2017 – et ce qu’il advient de cet espace

Prendre mon temps, disais-je.

La belle affaire.

2017, ton temps ne fut ni mien, ni pris. Mais je ne regrette rien de cette double ellipse qui, malgré sa propension à me donner le tournis, en valait largement la peine.

C’est que je ne réalise toujours pas, quelques mois après atterrissage, le pourquoi du comment de ma chance inouïe. 2017, tu m’as offert le boulot-de-mes-rêves – et l’Atlantique, à moi, fille de la montagne. 2017, tu m’as planté d’autres racines à l’ouest de mon enfance.

Tu as d’ailleurs repris au monde la dernière pierre de cette enfance-là.

Et tu m’as poussée. Au devant de mes barricades, de mes incapacités. 2017, tu fus l’année de l’improvisation, du mimétisme béat, de l’apprentissage – nouveaux mots, nouveaux messies.
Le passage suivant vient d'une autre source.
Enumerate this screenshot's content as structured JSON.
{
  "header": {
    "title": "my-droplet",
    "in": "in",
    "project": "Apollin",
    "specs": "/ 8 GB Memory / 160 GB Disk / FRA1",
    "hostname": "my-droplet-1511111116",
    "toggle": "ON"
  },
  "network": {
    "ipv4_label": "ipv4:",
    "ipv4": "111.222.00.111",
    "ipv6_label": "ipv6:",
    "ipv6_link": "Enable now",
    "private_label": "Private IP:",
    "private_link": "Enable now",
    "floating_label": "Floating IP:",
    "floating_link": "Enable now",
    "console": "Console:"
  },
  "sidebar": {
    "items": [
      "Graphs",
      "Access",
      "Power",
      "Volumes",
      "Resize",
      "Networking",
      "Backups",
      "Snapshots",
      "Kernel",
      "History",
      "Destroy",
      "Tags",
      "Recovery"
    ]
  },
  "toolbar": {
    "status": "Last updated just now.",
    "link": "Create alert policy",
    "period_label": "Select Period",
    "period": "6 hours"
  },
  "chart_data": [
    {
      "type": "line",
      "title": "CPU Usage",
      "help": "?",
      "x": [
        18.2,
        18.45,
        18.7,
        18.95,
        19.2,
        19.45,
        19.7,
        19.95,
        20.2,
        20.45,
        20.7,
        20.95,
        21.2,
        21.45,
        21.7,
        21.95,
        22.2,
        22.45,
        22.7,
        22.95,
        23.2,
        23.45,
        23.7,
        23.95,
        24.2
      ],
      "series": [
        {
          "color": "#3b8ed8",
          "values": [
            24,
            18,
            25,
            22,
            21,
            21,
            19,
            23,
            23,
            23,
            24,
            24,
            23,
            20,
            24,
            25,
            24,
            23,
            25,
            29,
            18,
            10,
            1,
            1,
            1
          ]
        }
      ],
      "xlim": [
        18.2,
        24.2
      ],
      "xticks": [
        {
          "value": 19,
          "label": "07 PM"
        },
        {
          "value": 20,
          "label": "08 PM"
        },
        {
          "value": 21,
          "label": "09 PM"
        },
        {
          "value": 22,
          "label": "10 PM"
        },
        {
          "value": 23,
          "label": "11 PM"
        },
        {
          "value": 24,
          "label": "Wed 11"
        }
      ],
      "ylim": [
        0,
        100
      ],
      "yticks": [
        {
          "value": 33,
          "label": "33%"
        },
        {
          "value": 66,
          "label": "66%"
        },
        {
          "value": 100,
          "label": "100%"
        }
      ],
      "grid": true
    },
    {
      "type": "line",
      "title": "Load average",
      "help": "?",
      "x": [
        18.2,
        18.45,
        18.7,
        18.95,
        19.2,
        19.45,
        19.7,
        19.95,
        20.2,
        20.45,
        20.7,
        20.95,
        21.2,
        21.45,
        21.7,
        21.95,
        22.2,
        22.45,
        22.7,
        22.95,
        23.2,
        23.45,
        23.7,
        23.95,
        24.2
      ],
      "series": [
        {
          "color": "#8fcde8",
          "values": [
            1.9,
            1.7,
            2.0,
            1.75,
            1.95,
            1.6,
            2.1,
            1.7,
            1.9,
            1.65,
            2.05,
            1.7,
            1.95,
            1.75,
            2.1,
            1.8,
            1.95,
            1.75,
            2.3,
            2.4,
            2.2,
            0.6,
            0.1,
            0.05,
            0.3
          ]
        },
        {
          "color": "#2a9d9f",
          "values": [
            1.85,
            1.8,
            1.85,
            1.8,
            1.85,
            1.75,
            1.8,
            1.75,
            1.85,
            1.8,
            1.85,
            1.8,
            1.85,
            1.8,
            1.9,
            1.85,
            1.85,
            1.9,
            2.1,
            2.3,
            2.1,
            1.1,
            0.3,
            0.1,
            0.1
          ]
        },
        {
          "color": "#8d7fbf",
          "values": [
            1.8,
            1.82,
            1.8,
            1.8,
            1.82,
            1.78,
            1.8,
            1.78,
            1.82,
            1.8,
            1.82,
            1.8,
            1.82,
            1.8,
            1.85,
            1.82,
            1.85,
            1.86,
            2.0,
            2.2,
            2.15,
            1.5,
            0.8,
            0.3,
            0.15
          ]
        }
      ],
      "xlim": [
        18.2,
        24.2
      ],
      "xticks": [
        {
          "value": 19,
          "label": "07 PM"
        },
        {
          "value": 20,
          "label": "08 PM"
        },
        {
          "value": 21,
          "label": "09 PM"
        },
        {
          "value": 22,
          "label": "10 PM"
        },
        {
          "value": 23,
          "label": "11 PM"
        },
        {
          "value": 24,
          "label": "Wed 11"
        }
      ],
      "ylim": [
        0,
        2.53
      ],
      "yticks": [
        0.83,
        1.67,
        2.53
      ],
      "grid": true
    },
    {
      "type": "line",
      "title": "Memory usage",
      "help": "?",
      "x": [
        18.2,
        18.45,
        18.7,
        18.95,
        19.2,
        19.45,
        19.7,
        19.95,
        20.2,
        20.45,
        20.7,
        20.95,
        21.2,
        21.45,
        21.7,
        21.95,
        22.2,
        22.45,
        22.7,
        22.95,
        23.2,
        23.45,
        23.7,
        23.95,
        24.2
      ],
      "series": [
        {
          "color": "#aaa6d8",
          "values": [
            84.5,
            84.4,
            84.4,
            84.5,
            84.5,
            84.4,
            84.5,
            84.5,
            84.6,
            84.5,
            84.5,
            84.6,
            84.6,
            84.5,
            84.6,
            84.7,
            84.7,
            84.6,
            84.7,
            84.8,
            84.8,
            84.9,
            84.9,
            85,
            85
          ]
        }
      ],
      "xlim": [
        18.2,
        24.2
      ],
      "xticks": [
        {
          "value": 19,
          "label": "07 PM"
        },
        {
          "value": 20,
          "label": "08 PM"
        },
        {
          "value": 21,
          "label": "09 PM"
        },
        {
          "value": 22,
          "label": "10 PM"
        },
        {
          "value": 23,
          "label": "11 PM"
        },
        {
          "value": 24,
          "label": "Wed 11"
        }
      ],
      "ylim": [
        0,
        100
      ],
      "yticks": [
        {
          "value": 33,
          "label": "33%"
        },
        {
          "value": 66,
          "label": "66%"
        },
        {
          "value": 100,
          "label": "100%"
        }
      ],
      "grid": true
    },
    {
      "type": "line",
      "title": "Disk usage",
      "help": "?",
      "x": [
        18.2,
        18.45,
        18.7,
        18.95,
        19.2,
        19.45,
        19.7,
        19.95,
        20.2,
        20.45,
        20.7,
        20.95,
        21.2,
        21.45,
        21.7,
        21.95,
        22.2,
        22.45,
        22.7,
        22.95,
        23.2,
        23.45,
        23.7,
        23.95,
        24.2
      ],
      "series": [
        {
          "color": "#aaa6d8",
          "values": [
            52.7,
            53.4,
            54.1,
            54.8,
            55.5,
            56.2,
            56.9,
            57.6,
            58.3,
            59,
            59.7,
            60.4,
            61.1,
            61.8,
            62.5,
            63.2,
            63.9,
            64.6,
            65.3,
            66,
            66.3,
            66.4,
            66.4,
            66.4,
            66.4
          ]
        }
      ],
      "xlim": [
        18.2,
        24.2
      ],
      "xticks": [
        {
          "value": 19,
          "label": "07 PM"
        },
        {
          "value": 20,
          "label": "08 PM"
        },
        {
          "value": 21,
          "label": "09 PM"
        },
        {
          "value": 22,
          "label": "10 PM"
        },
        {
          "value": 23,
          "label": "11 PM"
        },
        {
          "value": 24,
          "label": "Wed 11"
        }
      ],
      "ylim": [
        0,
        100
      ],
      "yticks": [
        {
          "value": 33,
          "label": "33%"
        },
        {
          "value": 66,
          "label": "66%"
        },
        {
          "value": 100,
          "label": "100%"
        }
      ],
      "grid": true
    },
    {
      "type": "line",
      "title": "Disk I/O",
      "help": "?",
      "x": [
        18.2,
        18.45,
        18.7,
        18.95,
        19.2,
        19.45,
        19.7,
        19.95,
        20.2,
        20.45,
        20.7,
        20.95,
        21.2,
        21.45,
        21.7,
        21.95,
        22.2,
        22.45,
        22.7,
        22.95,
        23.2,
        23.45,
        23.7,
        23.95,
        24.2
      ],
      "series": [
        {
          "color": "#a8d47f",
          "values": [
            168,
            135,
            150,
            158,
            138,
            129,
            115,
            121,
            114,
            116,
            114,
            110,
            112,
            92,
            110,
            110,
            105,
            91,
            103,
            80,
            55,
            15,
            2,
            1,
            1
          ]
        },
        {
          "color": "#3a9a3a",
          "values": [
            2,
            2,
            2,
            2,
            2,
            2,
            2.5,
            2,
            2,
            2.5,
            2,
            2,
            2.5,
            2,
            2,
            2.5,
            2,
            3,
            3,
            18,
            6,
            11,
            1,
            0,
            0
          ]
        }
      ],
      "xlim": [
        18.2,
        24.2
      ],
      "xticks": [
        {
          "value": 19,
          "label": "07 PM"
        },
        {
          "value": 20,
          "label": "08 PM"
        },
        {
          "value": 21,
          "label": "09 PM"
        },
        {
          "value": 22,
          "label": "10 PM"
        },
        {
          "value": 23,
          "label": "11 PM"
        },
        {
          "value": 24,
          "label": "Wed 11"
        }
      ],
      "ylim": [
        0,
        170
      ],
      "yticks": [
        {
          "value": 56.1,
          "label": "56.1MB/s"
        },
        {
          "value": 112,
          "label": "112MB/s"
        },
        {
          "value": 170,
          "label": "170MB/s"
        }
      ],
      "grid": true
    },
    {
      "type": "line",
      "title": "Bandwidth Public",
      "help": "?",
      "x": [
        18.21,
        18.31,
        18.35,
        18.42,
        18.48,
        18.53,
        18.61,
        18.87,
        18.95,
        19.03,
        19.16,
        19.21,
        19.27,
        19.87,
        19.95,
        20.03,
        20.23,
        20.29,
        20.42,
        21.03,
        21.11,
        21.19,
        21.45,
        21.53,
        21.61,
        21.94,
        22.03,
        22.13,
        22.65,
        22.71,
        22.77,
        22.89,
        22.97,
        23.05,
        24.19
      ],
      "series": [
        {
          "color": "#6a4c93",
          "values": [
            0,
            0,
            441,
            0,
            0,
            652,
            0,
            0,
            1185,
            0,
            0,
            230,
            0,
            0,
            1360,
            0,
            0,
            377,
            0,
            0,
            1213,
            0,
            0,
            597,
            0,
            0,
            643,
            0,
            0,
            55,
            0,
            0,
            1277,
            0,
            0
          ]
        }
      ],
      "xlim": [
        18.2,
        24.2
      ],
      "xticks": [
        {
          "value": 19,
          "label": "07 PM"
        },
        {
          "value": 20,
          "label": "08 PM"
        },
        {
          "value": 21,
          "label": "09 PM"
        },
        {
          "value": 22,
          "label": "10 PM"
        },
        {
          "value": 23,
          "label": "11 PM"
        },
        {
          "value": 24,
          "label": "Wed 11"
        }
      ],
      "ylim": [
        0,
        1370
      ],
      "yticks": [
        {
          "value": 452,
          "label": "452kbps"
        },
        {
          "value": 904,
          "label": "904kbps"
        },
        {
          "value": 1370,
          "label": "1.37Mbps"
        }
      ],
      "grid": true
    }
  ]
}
Tu m’as fait douter, cogiter, rougir ; tu as joué avec ma confiance, et je me sens quelquefois comme une forteresse au pied vide, aux murs rongés.

2017, tu m’as vue glapir plus souvent qu’à l’ordinaire – glapir quelques secondes une fois seule pour relâcher toute honte, puis me pelotonner et bercer le corps, bercer, bercer : cri et pendule, mon baume.

2017, je t’ai vécue face au monde et ce ne fut pas chose aisée.

Mais je crois bien pourtant que je t’ai beaucoup aimée.

*

Ce qu’il advient de ce lieu, en revanche, je ne sais rien.

C’était un espace d’échange, c’est devenu un carnet plus secret, plus délaissé.

Car dorénavant je parle bouquin à longueur de journée.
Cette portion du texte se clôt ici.